Setelah proklamasi dibacakan, Soedirman bersama pasukan PETA dan para pejuang lainnya merebut senjata tentara Jepang di Banyumas. Sesudah Tentara Keamanan Rakyat (TKR) terbentuk, Soedirman diangkat menjadi Panglima Divisi V/Banyumas dengan pangkat kolonel. Melalui Konferensi TKR tanggal 12 November 1945, Sudirman terpilih menjadi Panglima Besar TKR/Panglima Angkatan Perang RI. Kedatangan pasukan Sekutu yang ternyata juga diikuti tentara NICA Belanda menyebabkan timbulnya pertempuran dengan TKR di berbagai tempat. Salah satu pertempuran besar terjadi di Ambarawa. Sudirman memimpin langsung pasukan TKR menggempur posisi pasukan Inggris dan Belanda selama lima hari, mulai tanggal 12 Desember 1945. Pertempuran yang dikenal sebagai Palagan Ambarawa ini berhasil memukul mundur pasukan Sekutu ke Semarang.
Saat terjadi Agresi Militer II oleh Belanda(19 Desember 1948),Yogyakarta sebagai ibukota saat itu pun jatuh ke tangan musuh. Para pemimpin bangsa, seperti Presiden Sukarno dan Wakil Presiden Muhammad Hatta ditawan Belanda. Sudirman tetap berjuang dengan cara bergerilya, meskipun saat itu sudah menderita sakit TBC yang parah dan hanya bernapas dengan satu paru saja. Presiden Sukarno pun sebenarnya sudah meminta beliau untuk tetap di Yogya dan berobat, tetapi melihat keteguhan hati Jenderal Sudirman maka Bung Karno pun menyetujui keputusan beliau untuk memimpin langsung gerilya.
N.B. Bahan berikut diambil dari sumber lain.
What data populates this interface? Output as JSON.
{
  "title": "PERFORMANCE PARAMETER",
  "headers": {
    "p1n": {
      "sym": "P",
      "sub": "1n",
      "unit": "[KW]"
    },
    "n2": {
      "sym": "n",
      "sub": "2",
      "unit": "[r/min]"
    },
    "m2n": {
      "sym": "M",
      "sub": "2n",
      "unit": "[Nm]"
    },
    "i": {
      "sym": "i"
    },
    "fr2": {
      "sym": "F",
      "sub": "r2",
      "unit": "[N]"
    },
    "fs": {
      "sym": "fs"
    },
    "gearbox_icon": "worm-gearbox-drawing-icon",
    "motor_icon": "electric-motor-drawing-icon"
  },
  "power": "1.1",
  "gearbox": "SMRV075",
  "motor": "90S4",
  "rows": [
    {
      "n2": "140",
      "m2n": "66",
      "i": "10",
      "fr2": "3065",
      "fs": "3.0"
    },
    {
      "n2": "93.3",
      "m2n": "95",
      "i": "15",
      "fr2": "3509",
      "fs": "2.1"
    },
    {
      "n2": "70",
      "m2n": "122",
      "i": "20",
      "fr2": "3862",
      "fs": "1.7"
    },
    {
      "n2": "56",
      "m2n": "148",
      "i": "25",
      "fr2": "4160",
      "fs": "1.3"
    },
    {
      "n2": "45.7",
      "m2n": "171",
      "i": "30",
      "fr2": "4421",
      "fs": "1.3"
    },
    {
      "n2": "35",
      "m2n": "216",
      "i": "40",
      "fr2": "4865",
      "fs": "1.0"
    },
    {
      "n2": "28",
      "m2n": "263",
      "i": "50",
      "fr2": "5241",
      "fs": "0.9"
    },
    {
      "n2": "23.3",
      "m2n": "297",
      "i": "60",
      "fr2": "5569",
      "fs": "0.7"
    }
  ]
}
Perjuangan dengan senjata dan di meja perundingan memaksa Belanda ke perundingan. Setelah Perundingan Roem-Royen yang menetapkan gencatan senjata antara Belanda dan Indonesia, Jenderal Sudirman kembali ke Yogyakarta dengan disambut Bung Karno, Bung Hatta, dan Sri Sultan HB IX dalam suasana penuh keharuan. Saat itu, Jenderal Sudirman terlihat sangat kurus dan lusuh. Dalam perundingan KMB pada Desember 1949. Belanda kemudian mengakui kedaulatan Indonesia.